The Therapeutic School for Kids Reared in Delhi’s Red Light Area Is a Classic Generous Act.
On a sunny spring morning in Delhi, 21-year-old Rohan Balan (featured image) performs in a park, too preoccupied with his singing to notice his rapidly gathering crowd. "Four years ago, I was an angry teenager in a Delhi slum," he adds as his impromptu concert concludes. "Today, I've composed more than 100 songs; I'm making a music video and life is looking up."
His 21-year-old pal Sohail Khan agrees, smiling, because their stories are identical. He was the son of a prostitute and grew up in a brothel. He worked in food delivery, graduated from college, pursued his passion for dancing, and has now managed to free not only himself but also his mother from the red light district. "I often wonder: would my life have taken this course had I not connected with Project Phoenix?" he goes on to explain. "I don't think so." Balan and Khan are among the first youths to graduate from Project Phoenix, the flagship initiative of the Delhi-based non-profit Light Up. The one-year preventative mental health program operates in some of India's most underserved neighborhoods, including slums, children's homes, and red-light districts. Throughout the year, participants get one-on-one treatment, group activities, and, perhaps most innovatively, training to improve their social and emotional learning (SEL). "That year transformed my life," Khan adds. "I used to be quite self-conscious about my mother being in the sex trade. It was here that I learned to comprehend, even embrace, my circumstances and go past them."

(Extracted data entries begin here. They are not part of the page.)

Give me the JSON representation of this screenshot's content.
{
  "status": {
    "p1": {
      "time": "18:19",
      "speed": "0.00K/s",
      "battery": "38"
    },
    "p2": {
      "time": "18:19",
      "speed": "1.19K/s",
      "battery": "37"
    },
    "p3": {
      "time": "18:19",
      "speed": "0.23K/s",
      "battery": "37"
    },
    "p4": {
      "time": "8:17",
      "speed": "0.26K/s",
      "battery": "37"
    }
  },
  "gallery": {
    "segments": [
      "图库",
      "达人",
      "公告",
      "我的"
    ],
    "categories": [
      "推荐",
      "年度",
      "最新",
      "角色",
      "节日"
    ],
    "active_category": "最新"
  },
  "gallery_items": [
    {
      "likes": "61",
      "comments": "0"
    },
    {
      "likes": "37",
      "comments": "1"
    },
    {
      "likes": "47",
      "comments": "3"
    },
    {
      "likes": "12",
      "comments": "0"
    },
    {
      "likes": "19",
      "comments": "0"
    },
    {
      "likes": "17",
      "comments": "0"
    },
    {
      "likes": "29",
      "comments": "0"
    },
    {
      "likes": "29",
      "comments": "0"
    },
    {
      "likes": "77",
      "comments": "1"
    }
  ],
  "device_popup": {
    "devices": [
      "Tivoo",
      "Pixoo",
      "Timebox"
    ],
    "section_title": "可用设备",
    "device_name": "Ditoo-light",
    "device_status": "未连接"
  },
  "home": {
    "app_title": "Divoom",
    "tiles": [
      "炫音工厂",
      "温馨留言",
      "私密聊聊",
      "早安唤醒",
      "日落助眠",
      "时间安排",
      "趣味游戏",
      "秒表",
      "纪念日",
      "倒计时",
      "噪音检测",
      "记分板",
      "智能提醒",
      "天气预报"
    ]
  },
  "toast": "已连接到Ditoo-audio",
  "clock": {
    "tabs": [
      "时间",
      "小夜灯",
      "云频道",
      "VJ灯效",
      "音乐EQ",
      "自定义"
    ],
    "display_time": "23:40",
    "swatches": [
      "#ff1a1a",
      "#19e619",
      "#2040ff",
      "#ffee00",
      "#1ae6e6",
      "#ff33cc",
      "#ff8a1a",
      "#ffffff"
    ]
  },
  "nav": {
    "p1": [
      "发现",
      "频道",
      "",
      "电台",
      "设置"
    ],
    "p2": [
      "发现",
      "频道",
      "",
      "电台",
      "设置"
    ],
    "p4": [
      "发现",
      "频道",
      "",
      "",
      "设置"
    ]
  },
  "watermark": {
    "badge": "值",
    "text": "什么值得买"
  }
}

Project Phoenix is uncommon. This is not simply because it targets young adults from low-income and vulnerable groups in India, which has only 0.75 psychiatrists per 100,000 people. Its change philosophy is also unusual: staff work with people who have suffered significant inequity in infancy, those who are most likely to have issues later in life, and teach them life skills that will help them better protect themselves against mental illness. "We work to improve their social and emotional learning, which will help them understand and then solve their problems," says Juhi Sharma, who created Light Up in 2017 and Project Phoenix four years later.

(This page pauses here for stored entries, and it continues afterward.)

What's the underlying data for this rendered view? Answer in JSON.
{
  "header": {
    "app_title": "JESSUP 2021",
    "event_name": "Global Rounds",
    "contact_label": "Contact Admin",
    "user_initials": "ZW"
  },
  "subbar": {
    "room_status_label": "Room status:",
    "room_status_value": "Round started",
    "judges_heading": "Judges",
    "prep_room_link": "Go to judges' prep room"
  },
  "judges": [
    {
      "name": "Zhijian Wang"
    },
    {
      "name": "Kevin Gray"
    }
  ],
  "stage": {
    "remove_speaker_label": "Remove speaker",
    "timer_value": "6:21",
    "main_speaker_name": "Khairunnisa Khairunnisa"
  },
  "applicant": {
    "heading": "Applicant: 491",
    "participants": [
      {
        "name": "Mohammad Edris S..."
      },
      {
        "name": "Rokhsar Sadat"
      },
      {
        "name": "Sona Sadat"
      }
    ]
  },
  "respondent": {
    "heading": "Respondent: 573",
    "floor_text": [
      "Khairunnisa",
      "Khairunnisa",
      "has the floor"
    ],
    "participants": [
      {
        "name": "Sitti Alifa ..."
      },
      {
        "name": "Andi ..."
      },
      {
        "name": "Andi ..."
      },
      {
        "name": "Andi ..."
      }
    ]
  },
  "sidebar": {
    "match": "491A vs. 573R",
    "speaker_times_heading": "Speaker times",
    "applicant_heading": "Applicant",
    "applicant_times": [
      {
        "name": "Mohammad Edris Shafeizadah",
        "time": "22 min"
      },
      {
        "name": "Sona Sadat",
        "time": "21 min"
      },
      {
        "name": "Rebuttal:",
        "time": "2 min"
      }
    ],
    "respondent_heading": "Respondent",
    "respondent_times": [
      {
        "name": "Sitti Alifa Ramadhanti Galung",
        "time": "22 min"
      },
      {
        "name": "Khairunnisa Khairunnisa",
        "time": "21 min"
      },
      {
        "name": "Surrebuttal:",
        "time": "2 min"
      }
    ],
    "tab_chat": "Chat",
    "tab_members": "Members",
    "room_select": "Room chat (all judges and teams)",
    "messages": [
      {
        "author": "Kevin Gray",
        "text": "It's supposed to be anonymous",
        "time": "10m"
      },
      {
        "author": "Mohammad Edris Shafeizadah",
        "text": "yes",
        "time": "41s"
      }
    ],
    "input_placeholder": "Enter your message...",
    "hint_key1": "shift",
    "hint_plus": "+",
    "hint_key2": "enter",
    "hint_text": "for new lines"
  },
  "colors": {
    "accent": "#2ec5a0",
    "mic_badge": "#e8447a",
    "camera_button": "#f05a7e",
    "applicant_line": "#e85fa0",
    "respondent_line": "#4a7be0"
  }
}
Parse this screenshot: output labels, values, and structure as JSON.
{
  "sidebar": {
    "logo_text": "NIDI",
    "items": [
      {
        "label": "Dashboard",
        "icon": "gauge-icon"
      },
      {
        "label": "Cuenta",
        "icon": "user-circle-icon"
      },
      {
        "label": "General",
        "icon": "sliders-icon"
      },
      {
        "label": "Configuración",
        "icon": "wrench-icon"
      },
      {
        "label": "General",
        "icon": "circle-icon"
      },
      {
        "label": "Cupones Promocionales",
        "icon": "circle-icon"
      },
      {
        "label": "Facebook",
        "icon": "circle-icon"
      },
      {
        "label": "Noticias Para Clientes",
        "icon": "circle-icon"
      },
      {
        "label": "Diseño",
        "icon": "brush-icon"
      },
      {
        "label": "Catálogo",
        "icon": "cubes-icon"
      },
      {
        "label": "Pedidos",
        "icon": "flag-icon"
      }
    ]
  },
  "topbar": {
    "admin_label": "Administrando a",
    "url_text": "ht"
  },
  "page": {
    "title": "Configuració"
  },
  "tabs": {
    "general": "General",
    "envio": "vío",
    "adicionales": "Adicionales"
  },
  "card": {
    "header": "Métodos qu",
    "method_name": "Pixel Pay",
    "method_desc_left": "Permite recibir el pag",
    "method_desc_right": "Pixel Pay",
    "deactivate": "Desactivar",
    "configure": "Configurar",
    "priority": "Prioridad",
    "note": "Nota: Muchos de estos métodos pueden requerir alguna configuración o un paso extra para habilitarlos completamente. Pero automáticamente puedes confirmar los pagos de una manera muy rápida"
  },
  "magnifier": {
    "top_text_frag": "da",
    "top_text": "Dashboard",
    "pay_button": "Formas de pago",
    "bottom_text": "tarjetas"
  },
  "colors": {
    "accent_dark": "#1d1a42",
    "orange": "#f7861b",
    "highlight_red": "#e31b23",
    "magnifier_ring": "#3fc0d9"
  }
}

Preventing Mental Health Problems ~
Juhi Sharma goes through the small streets of Sanjay Camp, a slum concealed within Delhi's affluent diplomatic enclave Chanakyapuri, where many Project Phoenix alumni reside. She worked in an international public relations and communications organization for seven years after graduating from Stanford Graduate School of Business. A visit to a homeless shelter on the banks of the Yamuna River in Delhi prompted her to reconsider. "The emotional vocabulary [of the homeless people] was so poor: they had no words to express or identify what they were feeling," she said. "Even a layperson like myself could understand how vital it was for them to have the language to explain their feelings; nonetheless, this crucial life skill isn't taught in India yet."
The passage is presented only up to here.